WHEN a community is under-threat and needs defending, people often look no further than their local MP.
As the voice of the people, their job is to stand up and speak out for their own constituents.
But Members of Parliament now have their own battle on their hands; fighting a war of words against the country’s top judges, who seem hell-bent on dictating to MPs what they are and aren’t allowed to say.
The most senior judge in England and Wales has appeared to criticise MPs and peers who use parliamentary privilege to breach privacy injunctions.
The Lord Chief Justice, Lord Judge, questioned whether it was “a good idea” for politicians to be “flouting a court order” just because they disagree with it.
He said: “It is, of course, wonderful for you if a Member of Parliament stands up in Parliament and says something which in effect means an order of the court on anonymity is breached.
“But you do need to think, do you not, whether it’s a very good idea for our law makers to be flouting a court order just because they disagree with a court order, or for that matter, because they disagree with the law of privacy which Parliament has created.
“It’s a very serious issue in my view.
“There has never been any question, in any of these orders, not in any single one of them, of the court challenging the sovereignty of Parliament.
“That’s not the issue. We are following the law, as best we understand it, at the level of the judiciary where the issues have been canvassed.”
But MPs haven’t taken kindly to the warning from judges not to break super injunctions with parliamentary privilege – a tool which they can use to raise issues affecting their constituents.
Blackpool South MP Gordon Marsden believes the Prime Minister David Cameron needs to call a meeting with the leaders of other parties and speakers of the House of Commons and House of Lords to review the whole situation.
He said: “There are two issues here – the issue about the balance between privacy laws and the media being able to talk about things, especially if people’s private lives are being talked about and there is no public interest.
“There is also an issue of the media not being gagged by the judiciary.
“The Prime Minister, with the leaders of the other parties and the speakers of both Houses, need to work out a way we can protect people’s privacy without these super-injunctions which are clumsy and ineffective.
“This may mean a new ruling – it is going to have to be done quickly but thoughtfully.
“MPs need to be thoughtful about how they use parliamentary privilege but judges should also be careful. We fought a civil war 350 years ago about this.
“The ability of an MP to say things without being sued, particularly if they are in defence of their constituents, is very important – but they have to be thoughtful in making sure there is sufficient public interest. That’s what it is there for – being able to stand up for your constituents.”

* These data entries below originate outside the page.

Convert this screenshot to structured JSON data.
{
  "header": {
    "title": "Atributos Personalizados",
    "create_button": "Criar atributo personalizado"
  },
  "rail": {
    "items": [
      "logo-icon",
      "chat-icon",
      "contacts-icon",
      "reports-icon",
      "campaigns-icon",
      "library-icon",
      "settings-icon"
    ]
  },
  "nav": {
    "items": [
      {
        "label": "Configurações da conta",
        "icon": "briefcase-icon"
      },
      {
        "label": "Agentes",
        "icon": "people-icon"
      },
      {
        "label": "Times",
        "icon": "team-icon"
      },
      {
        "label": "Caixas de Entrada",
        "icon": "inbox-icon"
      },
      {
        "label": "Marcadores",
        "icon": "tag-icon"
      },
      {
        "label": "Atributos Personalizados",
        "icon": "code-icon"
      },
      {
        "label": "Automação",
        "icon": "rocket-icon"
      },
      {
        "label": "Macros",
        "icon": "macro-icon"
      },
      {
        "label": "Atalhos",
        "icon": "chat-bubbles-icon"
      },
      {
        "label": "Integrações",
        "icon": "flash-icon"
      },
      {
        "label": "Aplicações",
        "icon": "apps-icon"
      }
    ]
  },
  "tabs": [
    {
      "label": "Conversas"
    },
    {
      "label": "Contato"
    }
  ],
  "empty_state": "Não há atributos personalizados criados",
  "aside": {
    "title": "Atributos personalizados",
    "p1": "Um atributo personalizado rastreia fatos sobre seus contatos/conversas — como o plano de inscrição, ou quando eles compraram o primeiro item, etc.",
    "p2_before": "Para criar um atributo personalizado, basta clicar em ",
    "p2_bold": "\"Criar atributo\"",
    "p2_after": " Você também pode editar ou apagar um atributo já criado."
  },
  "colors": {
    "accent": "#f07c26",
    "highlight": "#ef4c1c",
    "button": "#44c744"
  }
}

Despite the super-injunction clampdown on TV, radio and newspapers, the rich and famous involved are routinely named on internet blogs and social media sites.
MP for Lancaster and Fleetwood, Eric Ollerenshaw, said any review needs to take new media such as social networking sites into account.
He said: “This whole situation seems to be getting into a right old mess.
“We need to have a review of what is going on, we need to review the situation of the super-injunctions – we need to look at everything, taking into account the new media.
“Parliamentary freedom has got to be exercised with some degree of responsibility.
“We have got to protect parliamentary freedom and people’s private lives – there needs to be a balance.”
And Mark Menzies, MP for Fylde, said: “In my year of being in Parliament, I haven’t used parliamentary privilege, but if for any reason I did, that would be my decision and a judge would have no bearing on anything I chose to say in Parliament.
“It’s important that judges know that if we choose to say something in the public interest and we plan to use parliamentary privilege, as a member of Parliament that is our call – and it is not a judge’s recourse.
“The overwhelming majority of judges understand the role of Parliament and parliamentary privilege but the one or two that choose not to, it’s about time that they familiarise themselves wit the conventions of Erskine May (the authoritative work on parliamentary procedure).”
The key is retaining the balance, according to Sean Gibbs from Blackpool-based Napthens solicitors.
He said: “There is an argument for freedom of speech but the main thing is maintaining that balance between the Government which makes decisions, Parliament which deals with legislation and the judiciary which enforces.”